La mozione votata da Asiago impegna il Sindaco e la Giunta a:

– attivare sul proprio territorio, di concerto con gli altri enti locali interessati, un piano pilota di accoglienza temporanea e supporto per difensori dei diritti umani minacciati

– promuovere occasioni di approfondimento e scambi di esperienze tre enti locali e organizzazioni della società civile sul ruolo degli enti locali nella protezione dei difensori dei diritti umani e le città rifugio

– sollecitare il Governo nazionale affinché attivi programmi di protezione per i difensori dei diritti umani, rafforzando l’iniziativa del corpo diplomatico italiano nell’attuazione delle linee-guida UE ed OSCE, ed aderendo alla Temporary Relocation Platform dell’Unione Europea

– prevedere attraverso gli strumenti della cooperazione decentrata possibilità di sostegno a programmi e progetti di sostegno e protezione dei difensori dei diritti umani in Paesi terzi, centrale per il perseguimento degli Obiettivi di Sviluppo Sostenibile

– inviare questa mozione all’ANCI e alla Conferenza Stato-Regioni al fine da diffonderla presso altri enti locali, sollecitandone l’impegno per la protezione dei difensori dei diritti umani e la creazione di opportunità di rifugio temporaneo per attivisti a rischio e di programmi di cooperazione decentrata nei Paesi terzi.

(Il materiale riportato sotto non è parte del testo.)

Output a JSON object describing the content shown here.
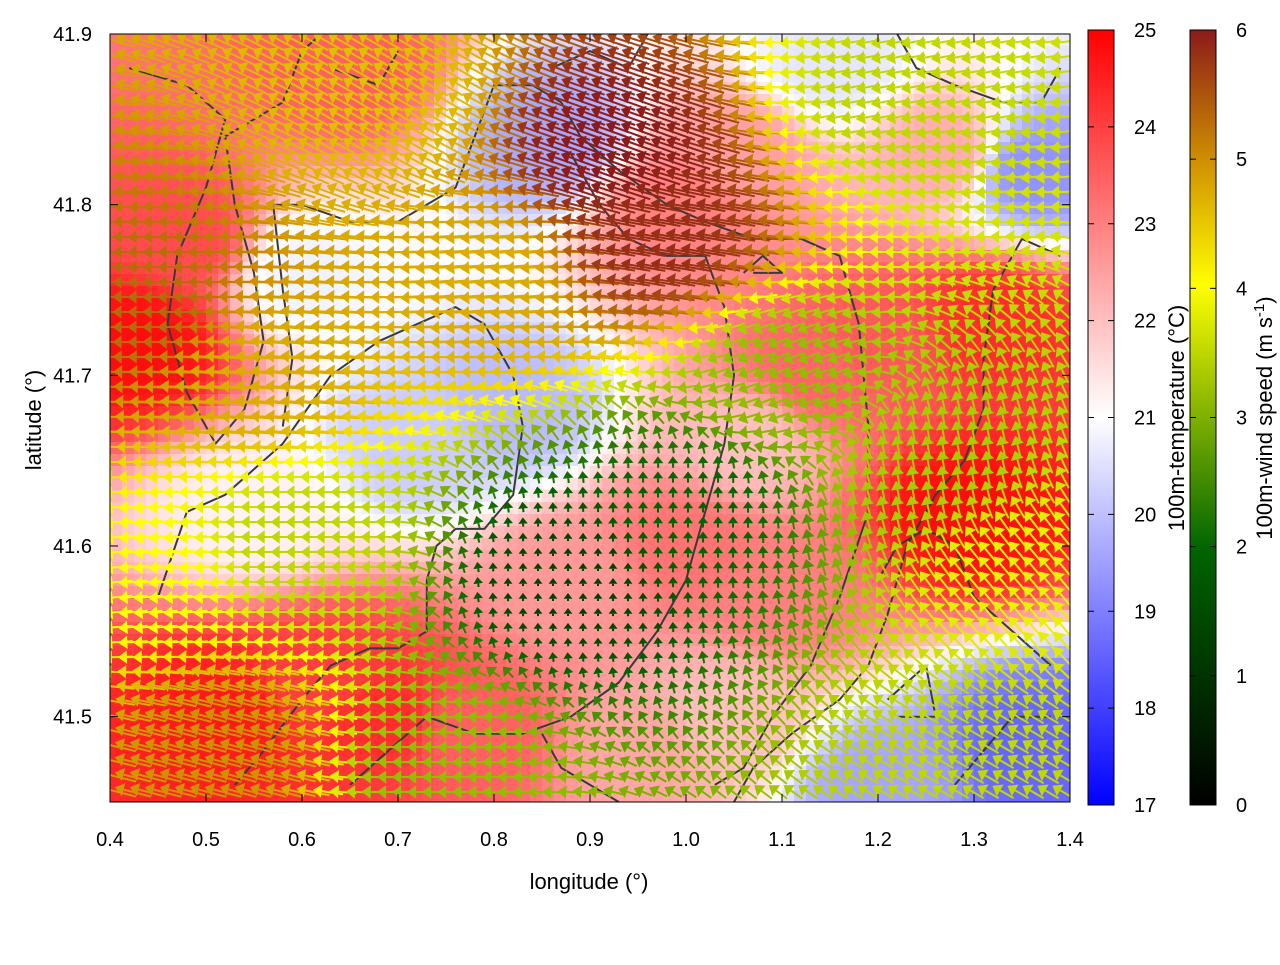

Oltre a Trento e Asiago, la rete In Difesa Di sta lavorando a una mozione per i difensori e le difensore dei diritti umani anche con i comuni di Padova (che dovrebbe approvare la mozione il 10 dicembre) e di Milano. A partire da queste risoluzioni, nel 2019 la rete intende avviare un piano pilota di “shelter cities”, città-rifugio dove ospitare temporaneamente (per un periodo dai 3 ai 6 mesi) difensori e difensore dei diritti umani a rischio. La temporary relocation permetterebbe ai difensori di lasciare momentaneamente il proprio Paese per sfuggire a una situazione di emergenza e alto livello di rischio, di prendere una pausa di riposo e ricevere supporto psicologico, di dedicare alcuni mesi a dei corsi (ad esempio protezione digitale, sicurezza fisica, etc.) che potrebbero aiutarlo nel proprio lavoro una volta ritornato/a a casa, o di svolgere attività di advocacy e sensibilizzazioni sulle tematiche su cui si impegna la comunità, movimento o organizzazione di cui fa parte. La relocation non si configura dunque come sottrazione di competenze, agency, o leadership, ma semmai contribuisce al rafforzamento delle stesse.

Il programma di temporary relocation sarà avviato con la collaborazione delle amministrazioni locali interessate, i ministeri competenti (MAECI in primis), l’ANCI, le università ed  organizzazioni della società civile. A livello locale, il programma sarà ispirato e rifletterà la “vocazione territoriale” delle realtà ospitanti, per creare un legame tra i difensori dei diritti umani e le comunità locali attraverso la condivisione di esperienze, la collaborazione con la società civile e le realtà accademiche locali, il continuo sostegno al difensore e alla sua comunità nel momento del ritorno al termine della relocation. Per questo la rete In Difesa Di accoglie con grande soddisfazione l’approvazione della mozione del Comune di Asiago, con cui continuerà a collaborare nel 2019 per garantire sostegno e aiuti concreti ai difensori e difensore dei diritti umani.